ETA ha manifestado su decisión de apartarse del camino. ¿Serán desde ahora los derechos humanos universales? ¿Se castigará a un torturador con el rigor exigido? ¿Los tribunales de excepción marcarán el calendario político? ¿Violará la intimidad de un preso el diario cuya acción en bolsa es más barata que su precio en kiosco al publicar la carta a su hijo?

Fran Aldanondo fue el último preso político vasco del franquismo. Salió de prisión el 14 de octubre de 1977. Dos años y tres días después, murió en una emboscada de la Guardia Civil. La Audiencia Nacional nació unos meses antes a la excarcelación de Aldanondo y fue creada, por si alguien se le escapa, por un gobierno no salido de las urnas, por un puñado de militares y civiles que llevaban casi 40 años recordando esa cantinela de «vencedores y vencidos». La Audiencia Nacional emergió con la intención de tutelar el nuevo proceso político que se abría a la muerte de Franco.

Hoy nos escandalizamos con las sentencias del llamado Caso Bateragune, con las penas para Arnaldo Otegi, Rafa Díez, Miren Zabaleta, Sonia Jacinto y Arkaitz Rodríguez. Pero durante casi 35 años, la Audiencia Nacional, como antes su predecesor el TOP, ha dictado sentencias extraordinarias, increíbles y politizadas hasta el infinito. Para eso surgió y bien que ha cumplido su cometido.

En los últimos años, numerosos colectivos de víctimas y de derechos humanos han solicitado la anulación de todos los procesos especiales y ordinarios contra los presos del franquismo. La negativa del PSOE y del PP, incluso en casos tan flagrantes como el que llevó al patíbulo a Julián Grimau en 1963, ha sido rotunda. Poner en tela de juicio al TOP y a los tribunales militares era poner en cuestión la existencia, hoy, de la propia Audiencia Nacional.

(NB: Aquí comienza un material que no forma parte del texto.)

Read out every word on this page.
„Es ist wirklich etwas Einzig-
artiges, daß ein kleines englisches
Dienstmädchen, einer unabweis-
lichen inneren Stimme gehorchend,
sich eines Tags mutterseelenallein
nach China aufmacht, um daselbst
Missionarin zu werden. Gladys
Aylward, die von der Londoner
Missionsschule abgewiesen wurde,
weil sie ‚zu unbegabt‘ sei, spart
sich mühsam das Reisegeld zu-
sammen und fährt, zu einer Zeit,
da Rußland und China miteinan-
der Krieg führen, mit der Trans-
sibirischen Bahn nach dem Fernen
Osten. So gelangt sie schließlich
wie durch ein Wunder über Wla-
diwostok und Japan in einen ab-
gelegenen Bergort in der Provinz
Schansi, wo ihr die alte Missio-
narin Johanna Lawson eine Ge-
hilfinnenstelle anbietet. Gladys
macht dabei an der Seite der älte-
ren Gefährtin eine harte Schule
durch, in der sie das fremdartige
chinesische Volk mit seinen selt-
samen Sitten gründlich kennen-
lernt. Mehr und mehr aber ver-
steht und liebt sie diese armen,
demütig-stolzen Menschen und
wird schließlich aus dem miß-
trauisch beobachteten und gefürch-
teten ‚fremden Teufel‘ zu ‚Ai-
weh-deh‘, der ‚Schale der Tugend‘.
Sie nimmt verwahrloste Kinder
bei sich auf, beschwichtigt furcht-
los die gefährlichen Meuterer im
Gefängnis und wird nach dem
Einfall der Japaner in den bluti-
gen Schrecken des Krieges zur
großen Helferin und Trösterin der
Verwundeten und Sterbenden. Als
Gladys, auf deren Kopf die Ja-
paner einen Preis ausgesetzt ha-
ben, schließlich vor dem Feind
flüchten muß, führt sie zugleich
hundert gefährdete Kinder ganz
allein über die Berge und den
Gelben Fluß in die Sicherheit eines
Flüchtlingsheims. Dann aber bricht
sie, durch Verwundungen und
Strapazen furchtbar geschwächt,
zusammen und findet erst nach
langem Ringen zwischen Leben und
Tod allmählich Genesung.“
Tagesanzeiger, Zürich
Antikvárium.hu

Ha llegado la hora de pedir también la anulación de los juicios de la Audiencia Nacional, al igual que se solicita los de sus predecesores. Un tribunal especial, por esencia, está diseñado para castigar y, por tanto, rompe con el primer precepto de la justicia: imparcialidad. La Audiencia Nacional jamás ha sido imparcial. Ha formado parte de ese entramado ideológico, coercitivo, vengativo y punitivo.

Lamartine escribió que la utopía no son, a menudo, sino verdades prematuras. No hay razón para esconder las palabras. No hay motivo para pensar que si tensamos demasiado la cuerda, ésta se puede fracturar. Es la hora, es el momento. Como en febrero de 1936, como en el verano de 1977, pidamos la utopía. Porque esta más cerca que nunca. Pidamos la amnistía para nuestros presos.